Il Decreto Legge n. 4 del 2019 introduce l’ormai noto reddito di cittadinanza, che ammonterà a 780 Euro mensili. Di questi, 280 saranno versati a titolo di contributo per l’affitto a chi potrà dimostrare di essere titolare di un contratto di locazione.

Le poche persone senza dimora che, come vedremo, riusciranno ad avere i requisiti per accedere al beneficio, non potranno comunque ricevere i 280 euro, perché vivono in strada o nei dormitori e dunque non sono locatari di immobili.

Rimangono 500 Euro.

Lo stesso Decreto Legge stabilisce che, per ottenere questo beneficio, è necessario essere stati residenti in Italia per un minimo di 10 anni, di cui consecutivamente almeno gli ultimi due che precedono la presentazione della domanda.

Sono quindi escluse tutte quelle persone, e sono tante, che sono diventate povere, sono finite in strada ed hanno perso la residenza ovvero sono state cancellate dalle anagrafi dei comuni in cui prima risiedevano.

Allo stesso modo vengono escluse tutte quelle persone che, avendo chiesto la residenza in una via fittizia, istituita da alcuni comuni proprio per dare la residenza alle persone senza dimora, l’hanno ottenuta ma non hanno ancora maturato i due anni consecutivi di iscrizione anagrafica.

Bisognerà poi mantenere la residenza per tutto il periodo in cui si percepisce il reddito di cittadinanza.

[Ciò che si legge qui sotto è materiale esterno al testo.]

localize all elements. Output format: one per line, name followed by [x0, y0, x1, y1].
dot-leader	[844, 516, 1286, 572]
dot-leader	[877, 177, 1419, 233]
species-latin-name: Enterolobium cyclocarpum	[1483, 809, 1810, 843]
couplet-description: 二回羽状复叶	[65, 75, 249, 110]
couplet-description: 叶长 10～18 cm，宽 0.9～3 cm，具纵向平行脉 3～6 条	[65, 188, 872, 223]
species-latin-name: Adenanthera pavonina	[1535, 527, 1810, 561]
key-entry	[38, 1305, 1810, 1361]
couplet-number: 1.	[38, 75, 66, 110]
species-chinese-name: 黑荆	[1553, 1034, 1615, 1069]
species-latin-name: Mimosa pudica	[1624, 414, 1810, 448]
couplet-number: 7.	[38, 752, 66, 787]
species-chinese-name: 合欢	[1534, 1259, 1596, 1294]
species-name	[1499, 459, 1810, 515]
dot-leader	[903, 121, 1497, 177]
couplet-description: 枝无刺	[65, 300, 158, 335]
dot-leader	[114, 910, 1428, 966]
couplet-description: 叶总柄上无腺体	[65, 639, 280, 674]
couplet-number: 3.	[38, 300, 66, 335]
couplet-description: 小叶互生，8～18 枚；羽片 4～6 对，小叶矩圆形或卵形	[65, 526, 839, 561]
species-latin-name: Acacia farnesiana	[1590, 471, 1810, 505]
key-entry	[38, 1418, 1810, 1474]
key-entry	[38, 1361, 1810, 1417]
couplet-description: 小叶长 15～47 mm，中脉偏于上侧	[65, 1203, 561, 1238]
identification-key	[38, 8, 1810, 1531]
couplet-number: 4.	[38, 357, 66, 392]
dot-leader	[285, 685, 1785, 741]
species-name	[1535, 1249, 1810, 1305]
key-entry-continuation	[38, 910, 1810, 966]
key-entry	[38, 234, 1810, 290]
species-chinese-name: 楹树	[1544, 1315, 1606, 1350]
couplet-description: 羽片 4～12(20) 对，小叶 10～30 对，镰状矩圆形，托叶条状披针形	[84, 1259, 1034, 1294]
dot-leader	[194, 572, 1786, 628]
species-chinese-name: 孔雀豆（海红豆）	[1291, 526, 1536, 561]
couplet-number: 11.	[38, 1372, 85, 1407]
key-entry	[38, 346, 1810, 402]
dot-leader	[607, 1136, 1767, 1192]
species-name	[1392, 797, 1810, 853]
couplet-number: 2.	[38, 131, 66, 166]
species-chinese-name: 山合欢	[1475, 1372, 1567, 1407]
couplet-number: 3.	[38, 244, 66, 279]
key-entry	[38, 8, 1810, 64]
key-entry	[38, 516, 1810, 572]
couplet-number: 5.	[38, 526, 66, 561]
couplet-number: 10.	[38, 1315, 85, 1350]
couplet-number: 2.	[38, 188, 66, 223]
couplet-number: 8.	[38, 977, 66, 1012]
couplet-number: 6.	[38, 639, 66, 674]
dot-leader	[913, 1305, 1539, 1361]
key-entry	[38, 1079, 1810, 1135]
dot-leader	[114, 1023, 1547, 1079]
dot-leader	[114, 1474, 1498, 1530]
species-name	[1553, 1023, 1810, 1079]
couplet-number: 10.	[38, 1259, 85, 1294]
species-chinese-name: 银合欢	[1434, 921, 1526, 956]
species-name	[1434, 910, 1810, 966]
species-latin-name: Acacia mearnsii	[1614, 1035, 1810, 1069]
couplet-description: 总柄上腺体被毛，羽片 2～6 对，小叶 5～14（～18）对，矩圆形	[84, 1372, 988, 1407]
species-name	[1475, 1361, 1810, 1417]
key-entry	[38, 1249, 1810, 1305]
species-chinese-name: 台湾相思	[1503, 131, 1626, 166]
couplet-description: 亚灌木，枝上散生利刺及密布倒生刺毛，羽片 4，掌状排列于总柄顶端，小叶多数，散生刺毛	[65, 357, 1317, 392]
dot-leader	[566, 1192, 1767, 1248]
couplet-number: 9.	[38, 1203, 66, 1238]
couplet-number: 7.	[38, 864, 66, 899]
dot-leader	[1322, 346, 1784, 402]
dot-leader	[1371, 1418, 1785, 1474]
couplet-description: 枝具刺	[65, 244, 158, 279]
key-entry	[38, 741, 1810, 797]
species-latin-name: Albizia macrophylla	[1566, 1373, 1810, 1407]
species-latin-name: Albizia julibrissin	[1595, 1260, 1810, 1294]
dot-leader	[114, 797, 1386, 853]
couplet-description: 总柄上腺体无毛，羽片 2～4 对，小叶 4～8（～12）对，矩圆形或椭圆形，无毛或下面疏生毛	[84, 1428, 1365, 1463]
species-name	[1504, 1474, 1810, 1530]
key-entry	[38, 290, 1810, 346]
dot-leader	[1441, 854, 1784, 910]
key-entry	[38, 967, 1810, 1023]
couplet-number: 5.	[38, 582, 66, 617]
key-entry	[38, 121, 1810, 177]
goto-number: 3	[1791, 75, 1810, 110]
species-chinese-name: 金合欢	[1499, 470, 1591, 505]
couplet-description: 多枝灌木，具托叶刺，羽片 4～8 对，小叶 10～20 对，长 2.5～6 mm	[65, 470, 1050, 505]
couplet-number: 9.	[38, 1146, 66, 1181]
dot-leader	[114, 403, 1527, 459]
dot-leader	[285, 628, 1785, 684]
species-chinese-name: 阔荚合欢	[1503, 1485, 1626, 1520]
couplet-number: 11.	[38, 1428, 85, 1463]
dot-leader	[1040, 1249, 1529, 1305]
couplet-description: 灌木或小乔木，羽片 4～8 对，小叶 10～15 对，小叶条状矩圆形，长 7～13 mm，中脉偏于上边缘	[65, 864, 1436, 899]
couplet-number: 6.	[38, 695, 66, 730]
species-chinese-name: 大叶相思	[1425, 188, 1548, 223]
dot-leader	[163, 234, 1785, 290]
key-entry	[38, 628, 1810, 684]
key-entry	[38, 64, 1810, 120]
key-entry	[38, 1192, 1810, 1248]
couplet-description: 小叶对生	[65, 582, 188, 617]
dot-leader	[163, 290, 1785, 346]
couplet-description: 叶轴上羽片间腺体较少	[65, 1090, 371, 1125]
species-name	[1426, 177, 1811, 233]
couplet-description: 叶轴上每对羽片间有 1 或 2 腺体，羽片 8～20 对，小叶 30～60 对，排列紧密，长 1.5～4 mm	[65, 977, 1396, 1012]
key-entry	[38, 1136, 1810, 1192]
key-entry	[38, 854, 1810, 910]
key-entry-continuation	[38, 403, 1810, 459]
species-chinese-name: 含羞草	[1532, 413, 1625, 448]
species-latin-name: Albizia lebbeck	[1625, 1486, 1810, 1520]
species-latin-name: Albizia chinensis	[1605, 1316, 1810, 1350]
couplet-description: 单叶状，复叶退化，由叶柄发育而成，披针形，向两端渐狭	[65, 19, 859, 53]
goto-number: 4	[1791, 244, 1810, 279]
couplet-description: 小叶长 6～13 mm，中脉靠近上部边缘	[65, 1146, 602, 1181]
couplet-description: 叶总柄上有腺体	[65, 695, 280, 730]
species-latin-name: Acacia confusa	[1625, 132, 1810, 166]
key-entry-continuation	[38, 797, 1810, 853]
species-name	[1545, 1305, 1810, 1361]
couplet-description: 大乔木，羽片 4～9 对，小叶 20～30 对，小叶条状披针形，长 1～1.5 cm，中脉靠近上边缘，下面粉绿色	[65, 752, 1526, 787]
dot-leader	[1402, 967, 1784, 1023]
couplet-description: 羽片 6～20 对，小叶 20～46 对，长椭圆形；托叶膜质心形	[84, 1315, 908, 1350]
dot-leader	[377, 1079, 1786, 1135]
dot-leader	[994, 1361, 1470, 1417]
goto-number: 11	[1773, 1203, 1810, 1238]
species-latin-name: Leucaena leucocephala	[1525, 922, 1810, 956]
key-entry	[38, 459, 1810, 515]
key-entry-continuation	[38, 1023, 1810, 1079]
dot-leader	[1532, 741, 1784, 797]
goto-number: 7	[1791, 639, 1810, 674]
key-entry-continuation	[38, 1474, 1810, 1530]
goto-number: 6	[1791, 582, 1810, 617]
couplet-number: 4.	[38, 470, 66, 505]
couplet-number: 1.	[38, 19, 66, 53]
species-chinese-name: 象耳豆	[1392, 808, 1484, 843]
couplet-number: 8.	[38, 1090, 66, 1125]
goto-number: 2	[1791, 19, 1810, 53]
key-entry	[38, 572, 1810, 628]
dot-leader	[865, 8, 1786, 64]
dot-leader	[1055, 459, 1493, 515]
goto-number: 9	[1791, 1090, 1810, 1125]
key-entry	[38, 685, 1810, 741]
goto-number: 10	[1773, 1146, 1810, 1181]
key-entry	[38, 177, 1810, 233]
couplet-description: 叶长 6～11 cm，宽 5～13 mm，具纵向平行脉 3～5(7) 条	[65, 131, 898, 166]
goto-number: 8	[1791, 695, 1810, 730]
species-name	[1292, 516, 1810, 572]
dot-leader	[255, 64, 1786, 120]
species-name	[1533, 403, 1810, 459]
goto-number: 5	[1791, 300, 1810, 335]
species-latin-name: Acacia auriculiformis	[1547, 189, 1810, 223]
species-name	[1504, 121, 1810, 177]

Sono perciò escluse tutte quelle persone che, pur ottenendo il beneficio perché povere, perdono la residenza mentre stanno percependo il reddito di cittadinanza, con l’ulteriore paradosso di perdere questo contributo proprio quando ne hanno più bisogno.

Ecco allora perché molte persone senza dimora, le più povere e le più deboli, non potranno avere accesso a questa misura.

Non sembra questo lo scopo della legge. Non sarebbe il caso di cambiarla rivedendo questi requisiti?

Speriamo che il governo lo faccia, sempre che si comprenda che la realtà è più complicata di slogan o proclami.